Highlights
OneNIP enables multi-class anomaly detection by reconstructing anomalies from a single normal image prompt using transformer-based models.
Marigold repurposes latent diffusion models for dense vision tasks with minimal tuning and strong zero-shot performance.
BLIP3-o uses diffusion transformers and sequential pre-training to unify vision-language understanding and generation.
GovSim reproducibility shows large LLMs generalize cooperation across agents, languages, and environments.
ARC accelerates diffusion-based text-to-audio synthesis using a contrastive adversarial objective without distillation.
Learning to Detect Multi-class Anomalies with Just One Normal Image Prompt
Summary: Self-attention-based reconstruction models often fail at anomaly detection due to over-reconstruction and low-resolution latent spaces. The proposed OneNIP method uses a single normal image prompt to reconstruct normal features and restore anomalies. This enables efficient and generalized unified anomaly detection with minimal input. A supervised refiner further improves pixel-level segmentation by regressing reconstruction errors from real and synthetic anomalies.
Marigold: Affordable Adaptation of Diffusion-Based Image Generators for Image Analysis
Summary: Deep learning success in vision has relied heavily on large labeled datasets and strong pre-trained models. Text-to-image latent diffusion models trained on massive captioned data have emerged as powerful visual foundations. This work introduces Marigold, a family of conditional generative models that adapt pretrained latent diffusion models for dense prediction tasks. Marigold achieves state-of-the-art zero-shot generalization with minimal architectural changes, using small synthetic datasets and modest compute.
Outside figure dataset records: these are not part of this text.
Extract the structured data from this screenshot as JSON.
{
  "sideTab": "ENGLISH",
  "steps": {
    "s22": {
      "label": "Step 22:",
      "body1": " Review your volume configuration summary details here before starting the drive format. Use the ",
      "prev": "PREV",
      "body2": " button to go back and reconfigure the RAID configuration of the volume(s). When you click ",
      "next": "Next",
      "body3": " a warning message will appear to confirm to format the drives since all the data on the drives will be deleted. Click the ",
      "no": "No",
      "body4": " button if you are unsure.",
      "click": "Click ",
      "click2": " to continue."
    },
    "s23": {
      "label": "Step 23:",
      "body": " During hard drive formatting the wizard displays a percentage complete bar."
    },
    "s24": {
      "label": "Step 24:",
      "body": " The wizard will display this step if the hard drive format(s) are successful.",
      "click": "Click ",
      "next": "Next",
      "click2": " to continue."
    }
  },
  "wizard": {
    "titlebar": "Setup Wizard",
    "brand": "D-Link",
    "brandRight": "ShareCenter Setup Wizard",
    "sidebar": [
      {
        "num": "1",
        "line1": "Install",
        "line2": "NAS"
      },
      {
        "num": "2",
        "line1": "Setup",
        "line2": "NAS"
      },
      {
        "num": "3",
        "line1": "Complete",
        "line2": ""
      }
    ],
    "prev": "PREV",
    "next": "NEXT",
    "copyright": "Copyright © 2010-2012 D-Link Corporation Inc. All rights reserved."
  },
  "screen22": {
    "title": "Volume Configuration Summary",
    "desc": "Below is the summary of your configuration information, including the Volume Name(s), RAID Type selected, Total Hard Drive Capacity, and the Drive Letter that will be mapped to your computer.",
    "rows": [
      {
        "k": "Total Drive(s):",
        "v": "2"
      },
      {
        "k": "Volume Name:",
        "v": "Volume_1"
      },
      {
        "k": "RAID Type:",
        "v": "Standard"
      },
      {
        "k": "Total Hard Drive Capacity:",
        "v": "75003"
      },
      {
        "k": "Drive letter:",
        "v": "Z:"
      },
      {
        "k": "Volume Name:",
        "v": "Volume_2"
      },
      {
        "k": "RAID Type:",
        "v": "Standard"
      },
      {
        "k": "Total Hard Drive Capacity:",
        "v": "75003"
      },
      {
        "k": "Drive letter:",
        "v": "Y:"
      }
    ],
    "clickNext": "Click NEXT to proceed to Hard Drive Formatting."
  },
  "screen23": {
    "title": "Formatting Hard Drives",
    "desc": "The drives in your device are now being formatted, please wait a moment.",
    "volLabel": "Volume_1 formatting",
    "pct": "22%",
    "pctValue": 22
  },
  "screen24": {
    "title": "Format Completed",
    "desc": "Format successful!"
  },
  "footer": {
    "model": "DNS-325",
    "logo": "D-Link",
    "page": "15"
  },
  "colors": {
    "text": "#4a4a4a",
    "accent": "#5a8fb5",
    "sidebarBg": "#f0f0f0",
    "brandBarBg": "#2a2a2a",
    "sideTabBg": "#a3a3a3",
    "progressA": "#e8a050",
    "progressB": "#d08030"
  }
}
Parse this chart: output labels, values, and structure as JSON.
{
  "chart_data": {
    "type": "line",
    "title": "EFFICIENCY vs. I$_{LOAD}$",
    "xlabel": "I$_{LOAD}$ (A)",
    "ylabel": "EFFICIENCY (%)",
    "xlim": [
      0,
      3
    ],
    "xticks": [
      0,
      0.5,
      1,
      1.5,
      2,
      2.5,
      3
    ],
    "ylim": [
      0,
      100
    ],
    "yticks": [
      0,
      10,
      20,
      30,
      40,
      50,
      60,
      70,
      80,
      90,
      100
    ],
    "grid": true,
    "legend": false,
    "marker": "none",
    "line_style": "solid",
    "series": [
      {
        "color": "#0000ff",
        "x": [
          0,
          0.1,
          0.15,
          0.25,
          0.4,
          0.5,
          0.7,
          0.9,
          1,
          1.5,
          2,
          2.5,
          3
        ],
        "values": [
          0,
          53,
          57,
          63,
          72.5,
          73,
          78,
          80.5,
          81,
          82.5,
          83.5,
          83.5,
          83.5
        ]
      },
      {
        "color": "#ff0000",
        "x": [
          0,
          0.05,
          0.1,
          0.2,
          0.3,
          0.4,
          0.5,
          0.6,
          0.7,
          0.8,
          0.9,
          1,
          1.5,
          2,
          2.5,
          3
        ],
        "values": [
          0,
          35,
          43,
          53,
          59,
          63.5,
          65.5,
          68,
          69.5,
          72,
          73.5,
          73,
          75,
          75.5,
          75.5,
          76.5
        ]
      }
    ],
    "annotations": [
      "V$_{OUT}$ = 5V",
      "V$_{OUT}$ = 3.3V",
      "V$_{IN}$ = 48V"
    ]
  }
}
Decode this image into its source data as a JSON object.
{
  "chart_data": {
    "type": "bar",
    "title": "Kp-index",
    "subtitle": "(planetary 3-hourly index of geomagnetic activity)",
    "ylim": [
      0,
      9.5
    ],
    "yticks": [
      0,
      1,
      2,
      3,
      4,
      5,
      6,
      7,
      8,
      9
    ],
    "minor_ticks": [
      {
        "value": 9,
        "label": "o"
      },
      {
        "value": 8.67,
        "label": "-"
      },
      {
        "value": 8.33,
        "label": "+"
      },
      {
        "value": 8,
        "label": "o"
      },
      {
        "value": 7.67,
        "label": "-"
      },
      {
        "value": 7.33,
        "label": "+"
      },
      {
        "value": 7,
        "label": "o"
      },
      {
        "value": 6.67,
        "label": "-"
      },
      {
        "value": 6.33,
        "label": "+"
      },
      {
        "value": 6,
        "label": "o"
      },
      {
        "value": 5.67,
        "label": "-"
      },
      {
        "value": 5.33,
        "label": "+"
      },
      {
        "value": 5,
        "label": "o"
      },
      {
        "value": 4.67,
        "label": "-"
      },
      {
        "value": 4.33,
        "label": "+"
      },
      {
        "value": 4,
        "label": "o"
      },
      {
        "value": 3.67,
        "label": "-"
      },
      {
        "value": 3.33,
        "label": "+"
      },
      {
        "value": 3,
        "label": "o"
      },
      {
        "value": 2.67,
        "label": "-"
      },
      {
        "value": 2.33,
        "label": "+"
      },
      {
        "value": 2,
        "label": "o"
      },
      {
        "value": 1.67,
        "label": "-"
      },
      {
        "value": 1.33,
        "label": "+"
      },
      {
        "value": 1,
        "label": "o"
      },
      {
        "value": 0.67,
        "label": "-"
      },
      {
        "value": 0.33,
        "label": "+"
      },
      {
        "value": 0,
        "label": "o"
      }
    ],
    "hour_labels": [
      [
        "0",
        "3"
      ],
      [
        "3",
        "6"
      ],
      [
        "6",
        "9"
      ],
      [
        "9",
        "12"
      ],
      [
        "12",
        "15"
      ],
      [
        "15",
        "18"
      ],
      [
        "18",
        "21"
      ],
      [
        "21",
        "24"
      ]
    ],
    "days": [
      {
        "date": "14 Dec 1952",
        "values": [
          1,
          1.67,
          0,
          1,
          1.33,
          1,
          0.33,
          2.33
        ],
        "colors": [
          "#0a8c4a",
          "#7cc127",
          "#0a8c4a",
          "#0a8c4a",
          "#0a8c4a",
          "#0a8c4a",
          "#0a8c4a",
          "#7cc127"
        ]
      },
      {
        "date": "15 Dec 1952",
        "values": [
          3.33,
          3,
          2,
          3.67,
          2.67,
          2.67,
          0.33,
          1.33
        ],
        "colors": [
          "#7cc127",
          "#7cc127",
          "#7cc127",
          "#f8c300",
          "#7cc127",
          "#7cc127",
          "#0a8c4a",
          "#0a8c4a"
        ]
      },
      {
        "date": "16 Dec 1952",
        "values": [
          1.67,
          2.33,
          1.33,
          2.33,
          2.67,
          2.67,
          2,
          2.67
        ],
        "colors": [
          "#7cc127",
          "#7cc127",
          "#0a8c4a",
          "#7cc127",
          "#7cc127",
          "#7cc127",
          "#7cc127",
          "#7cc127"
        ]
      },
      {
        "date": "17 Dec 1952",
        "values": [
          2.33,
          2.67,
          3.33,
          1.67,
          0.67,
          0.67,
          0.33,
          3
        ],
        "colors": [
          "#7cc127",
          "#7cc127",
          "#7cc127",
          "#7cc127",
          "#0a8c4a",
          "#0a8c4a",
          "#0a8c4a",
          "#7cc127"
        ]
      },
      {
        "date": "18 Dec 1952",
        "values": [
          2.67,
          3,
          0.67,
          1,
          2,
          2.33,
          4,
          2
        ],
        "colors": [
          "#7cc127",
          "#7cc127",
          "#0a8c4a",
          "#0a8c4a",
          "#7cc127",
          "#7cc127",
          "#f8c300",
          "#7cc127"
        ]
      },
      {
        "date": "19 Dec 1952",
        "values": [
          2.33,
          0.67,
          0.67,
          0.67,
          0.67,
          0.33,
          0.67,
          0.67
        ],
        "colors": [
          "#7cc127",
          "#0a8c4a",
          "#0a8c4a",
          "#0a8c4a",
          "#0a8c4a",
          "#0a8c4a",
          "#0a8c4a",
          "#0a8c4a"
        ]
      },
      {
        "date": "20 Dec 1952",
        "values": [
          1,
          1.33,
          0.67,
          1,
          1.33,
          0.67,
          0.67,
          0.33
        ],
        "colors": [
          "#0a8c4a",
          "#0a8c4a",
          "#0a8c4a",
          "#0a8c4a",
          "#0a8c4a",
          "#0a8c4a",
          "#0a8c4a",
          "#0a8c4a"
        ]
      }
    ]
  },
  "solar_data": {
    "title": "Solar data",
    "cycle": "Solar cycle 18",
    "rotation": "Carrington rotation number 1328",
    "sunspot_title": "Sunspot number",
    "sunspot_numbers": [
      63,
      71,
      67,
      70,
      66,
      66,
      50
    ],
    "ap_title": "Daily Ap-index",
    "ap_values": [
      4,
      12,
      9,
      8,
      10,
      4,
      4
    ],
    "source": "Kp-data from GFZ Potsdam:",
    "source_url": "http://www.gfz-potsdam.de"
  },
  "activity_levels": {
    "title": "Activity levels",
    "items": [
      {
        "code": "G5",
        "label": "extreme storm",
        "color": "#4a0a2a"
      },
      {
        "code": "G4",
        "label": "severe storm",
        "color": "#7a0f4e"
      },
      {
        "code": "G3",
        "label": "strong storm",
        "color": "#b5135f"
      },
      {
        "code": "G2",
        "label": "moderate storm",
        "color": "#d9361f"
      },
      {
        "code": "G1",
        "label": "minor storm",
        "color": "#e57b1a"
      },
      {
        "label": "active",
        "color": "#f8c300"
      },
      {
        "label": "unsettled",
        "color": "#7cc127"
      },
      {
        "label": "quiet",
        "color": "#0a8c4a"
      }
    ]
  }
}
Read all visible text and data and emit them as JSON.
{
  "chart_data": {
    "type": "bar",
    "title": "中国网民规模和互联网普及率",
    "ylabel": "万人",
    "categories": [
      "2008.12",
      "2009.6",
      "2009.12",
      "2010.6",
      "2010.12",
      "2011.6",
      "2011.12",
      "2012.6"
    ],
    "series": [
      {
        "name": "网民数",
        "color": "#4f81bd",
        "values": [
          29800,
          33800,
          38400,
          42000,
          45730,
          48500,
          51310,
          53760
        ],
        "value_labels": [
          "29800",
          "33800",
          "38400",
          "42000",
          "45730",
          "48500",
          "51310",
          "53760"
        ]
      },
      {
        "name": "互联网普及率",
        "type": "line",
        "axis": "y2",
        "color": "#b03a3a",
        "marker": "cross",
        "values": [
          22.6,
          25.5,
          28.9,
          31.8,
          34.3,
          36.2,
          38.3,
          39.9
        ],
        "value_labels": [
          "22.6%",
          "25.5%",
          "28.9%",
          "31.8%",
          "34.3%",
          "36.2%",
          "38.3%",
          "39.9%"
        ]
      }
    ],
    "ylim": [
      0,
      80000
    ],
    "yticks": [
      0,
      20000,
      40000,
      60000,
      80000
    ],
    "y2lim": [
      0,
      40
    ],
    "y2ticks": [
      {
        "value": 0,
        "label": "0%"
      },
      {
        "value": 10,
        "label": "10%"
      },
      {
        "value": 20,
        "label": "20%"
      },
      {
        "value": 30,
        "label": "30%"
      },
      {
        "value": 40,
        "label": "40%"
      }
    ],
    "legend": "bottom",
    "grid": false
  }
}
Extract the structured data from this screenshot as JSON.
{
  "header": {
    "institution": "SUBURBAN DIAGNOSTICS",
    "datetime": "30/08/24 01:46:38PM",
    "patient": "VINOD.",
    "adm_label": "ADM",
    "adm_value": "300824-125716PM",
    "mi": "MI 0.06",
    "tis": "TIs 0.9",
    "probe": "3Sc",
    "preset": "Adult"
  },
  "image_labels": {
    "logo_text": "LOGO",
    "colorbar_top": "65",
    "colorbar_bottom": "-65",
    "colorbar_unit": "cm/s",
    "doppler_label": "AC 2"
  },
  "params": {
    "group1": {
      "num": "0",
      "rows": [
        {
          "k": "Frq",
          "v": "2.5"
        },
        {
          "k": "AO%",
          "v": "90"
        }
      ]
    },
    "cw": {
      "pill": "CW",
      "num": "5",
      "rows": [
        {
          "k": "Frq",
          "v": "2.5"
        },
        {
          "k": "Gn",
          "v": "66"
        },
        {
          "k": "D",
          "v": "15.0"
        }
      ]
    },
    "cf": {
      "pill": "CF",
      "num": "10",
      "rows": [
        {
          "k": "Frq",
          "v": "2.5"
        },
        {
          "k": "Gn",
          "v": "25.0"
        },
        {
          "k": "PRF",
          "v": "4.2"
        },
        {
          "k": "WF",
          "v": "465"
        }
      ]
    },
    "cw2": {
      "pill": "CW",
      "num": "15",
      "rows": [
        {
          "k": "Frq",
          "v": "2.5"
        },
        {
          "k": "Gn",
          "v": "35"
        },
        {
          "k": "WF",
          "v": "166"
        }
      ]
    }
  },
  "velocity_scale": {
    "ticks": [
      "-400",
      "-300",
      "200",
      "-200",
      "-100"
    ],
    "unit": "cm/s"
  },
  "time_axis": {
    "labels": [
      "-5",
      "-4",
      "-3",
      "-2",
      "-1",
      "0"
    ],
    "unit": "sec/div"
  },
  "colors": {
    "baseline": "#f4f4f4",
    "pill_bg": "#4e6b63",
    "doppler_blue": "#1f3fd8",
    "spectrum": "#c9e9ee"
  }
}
BLIP3-o: A Family of Fully Open Unified Multimodal Models-Architecture, Training and Dataset
Summary: Recent research has increasingly focused on unifying image understanding and generation in multimodal models. This work introduces BLIP3-o, a suite of unified models leveraging a diffusion transformer to generate semantically rich CLIP features, outperforming traditional VAE-based approaches. A sequential pre-training strategy, first on image understanding, then generation preserves interpretability while enhancing generative performance. The approach is supported by a high-quality instruction-tuning dataset, BLIP3o-60k and achieves state-of-the-art results.
Reproducibility Study of "Cooperate or Collapse: Emergence of Sustainable Cooperation in a Society of LLM Agents"
Summary: This study extends GovSim by validating that large LLMs like GPT-4-turbo sustain cooperation better than smaller models. It introduces new scenarios, heterogeneous agents, Japanese instructions, and inverse environments to test generalization. Results show strong models influence weaker ones toward cooperation. The findings highlight GovSim’s versatility and its relevance for building effective multi-agent AI systems.
Fast Text-to-Audio Generation with Adversarial Post-Training
Summary: Text-to-audio systems are often too slow for practical use in creative workflows. This work introduces ARC post-training, the first adversarial acceleration method for diffusion/flow models that doesn’t rely on distillation. ARC combines a relativistic adversarial loss with a novel contrastive discriminator to improve speed and prompt fidelity. Applied to Stable Audio Open, it enables generation of 12s of 44.1kHz stereo audio in 75ms on an H100, setting a new speed benchmark.